We asked the humble Ruiz Jr. about his goals in boxing. “To prove to the world who I am, what I can do. All the guys that are up there, I would fight. I want to prove myself against elite fighters. Tyson Fury, Klitschko, Wilder—all the guys who say they're the best are the guys I want to fight. That’s what I’m trying to do. I proved a lot of people wrong, a lot of people underestimated me, thinking I was going to lose against Hamer, Hanks, or Liakhovich, but I’m still winning.”
VICTORIOUS
I don’t know if the new Heavyweight Champion of the World Andy Ruiz Jr. wants an immediate rematch with dethroned kingpin Anthony Joshua, but there’s definitely gonna be one. It’s in the cards and it’s in the contracts.
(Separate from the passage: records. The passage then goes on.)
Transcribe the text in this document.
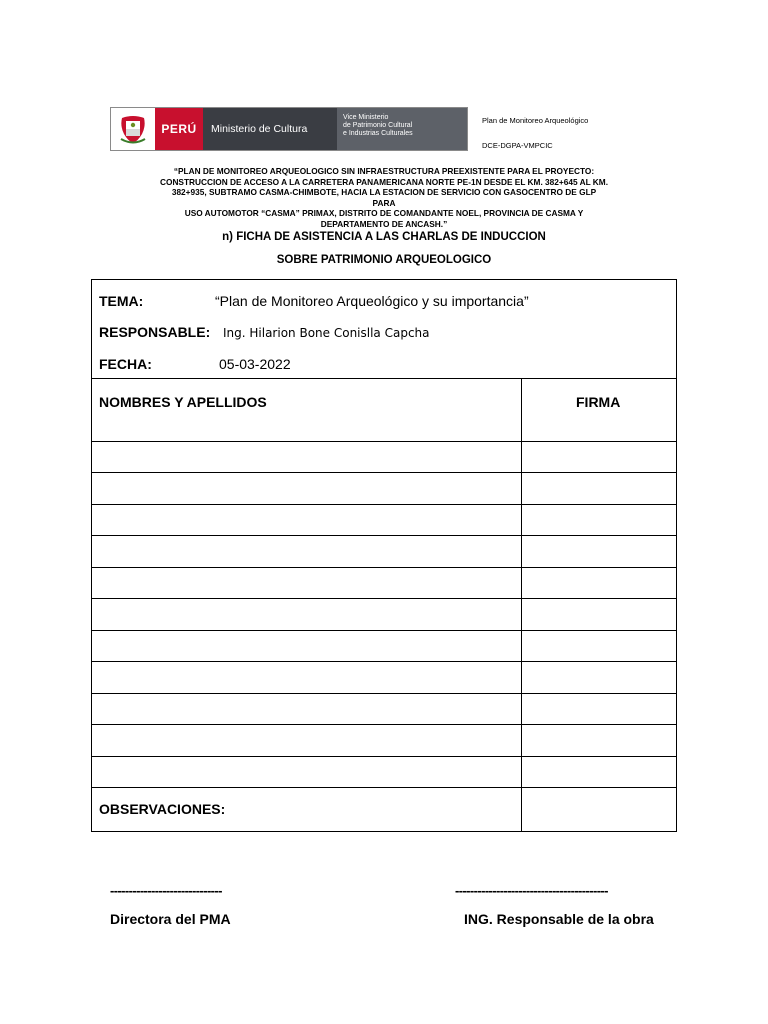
PERÚ	Ministerio de Cultura
Vice Ministerio
de Patrimonio Cultural
e Industrias Culturales
Plan de Monitoreo Arqueológico
DCE-DGPA-VMPCIC
“PLAN DE MONITOREO ARQUEOLOGICO SIN INFRAESTRUCTURA PREEXISTENTE PARA EL PROYECTO:
CONSTRUCCION DE ACCESO A LA CARRETERA PANAMERICANA NORTE PE-1N DESDE EL KM. 382+645 AL KM.
382+935, SUBTRAMO CASMA-CHIMBOTE, HACIA LA ESTACION DE SERVICIO CON GASOCENTRO DE GLP PARA
USO AUTOMOTOR “CASMA” PRIMAX, DISTRITO DE COMANDANTE NOEL, PROVINCIA DE CASMA Y
DEPARTAMENTO DE ANCASH.”
n) FICHA DE ASISTENCIA A LAS CHARLAS DE INDUCCION
SOBRE PATRIMONIO ARQUEOLOGICO
TEMA:	“Plan de Monitoreo Arqueológico y su importancia”
RESPONSABLE: Ing. Hilarion Bone Conislla Capcha
FECHA:	05-03-2022
NOMBRES Y APELLIDOS	FIRMA
OBSERVACIONES:
------------------------------	-----------------------------------------
Directora del PMA	ING. Responsable de la obra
Ruiz, now 33-1, with 22 KOs, scored a Balboa quality upset last Saturday night at Madison Square Garden in NYC, stopping an exhausted Joshua (now 22-1) in seven rounds to become the first Latino American heavyweight champion since John Ruiz beat Evander Holyfield for the WBA title in 2001. It was arguably the biggest upset in heavyweight boxing since James “Buster” Douglas did the impossible against Iron Mike Tyson in Tokyo.
This underdog Ruiz earned his title shot the same way Balboa earned his; by being willing to fight a heavily favored champ on short notice when a more qualified title challenger fell through. And despite looking like a bag of Bermuda onions, Ruiz moved his hands with the precision of a chef against Joshua, dicing him up and knocking him down a handful of times before Canadian referee Mike Griffin stopped the fight with AJ on his feet but unresponsive to verbal commands.
How big an upset was it?
Absolutely nobody picked Ruiz to win this fight and the most that was expected of him was to maybe go the distance. In the third round, Joshua rocked his challenger with a clean left hook for a knockdown and it looked like Ruiz would be outclassed and put away early as expected. Instead, he got up and fought back like Balboa against Creed, like Douglas against Tyson. By the end of the round, Joshua had been put down twice and was already breathing heavily.
As the middle rounds went on, Ruiz made hitting Joshua look very easy, especially to the body, forcing the chiseled defending champ into a defensive posture that he was never really able to get himself out of. Ruiz showed no fear of Joshua’s power and almost no respect for his pedigree. Ruiz simply walked in and did what he wanted just about whenever he wanted to.
In the seventh, Ruiz (with ‘Victorious’ tattooed to his back) made his dreams come true, decking AJ twice more for the improbable TKO-7 victory and for the unified WBA/IBF/WBO heavyweight championships. Was the referee’s decision to stop the title bout a little premature? Some might have seen it that way but the former champion stayed classy in defeat and didn’t make an issue of it at all, instead congratulating the new champion and giving him all the respect now due.
Many expect Joshua will come back like Lennox Lewis did after being upset by Oliver McCall in 1994. You’ll remember Lewis was on his feet when that fight was stopped after McCall knocked Lewis down in the second. Lewis ultimately got his revenge, forcing a crying McCall to quit. Others argue this exposes Joshua as the next Frank Bruno—a chinless robot with no stamina. WBC titlist Deontay Wilder has already slagged the now beaten Joshua as a liar and a fraud.
Lewis pulled a similar trick in 2001 when he was upset again by another underdog American named Hasim “The Rock” Rahman. In the rematch just seven month later, Rahman was brutally knocked out and left out in the cold of a lucrative heavyweight division. Can Ruiz Jr. repeat his Upset of the Year performance against Anthony Joshua? He will absolutely need to in order to convince people this wasn’t just a massive fluke or a questionable referee stoppage.
AND THE NEW
Ruiz Jr. seems to understand the nature of the fight game. Asked to elaborate on the biggest differences between the amateur and professional ranks, the future champ shed some light on the system; revealing what he learned about leaving your fate in the hands of ringside judges.
“A lot of people, like the judges, were cheating. The pros are different. In the pros, you can get hurt and you are actually risking your life, so you have to go one hundred and twenty percent. This boxing thing is not a joke and we have to come prepared. There is a big difference between the amateurs and the pros, but amateurs are where we planted the seed and now it’s growing.”
On Saturday night in New York City, it flowered beautifully. In 2015, Ruiz told us he could be the “Mexican Mike Tyson.” No, Andy Ruiz Jr. is now the real life Rocky Balboa. Yo!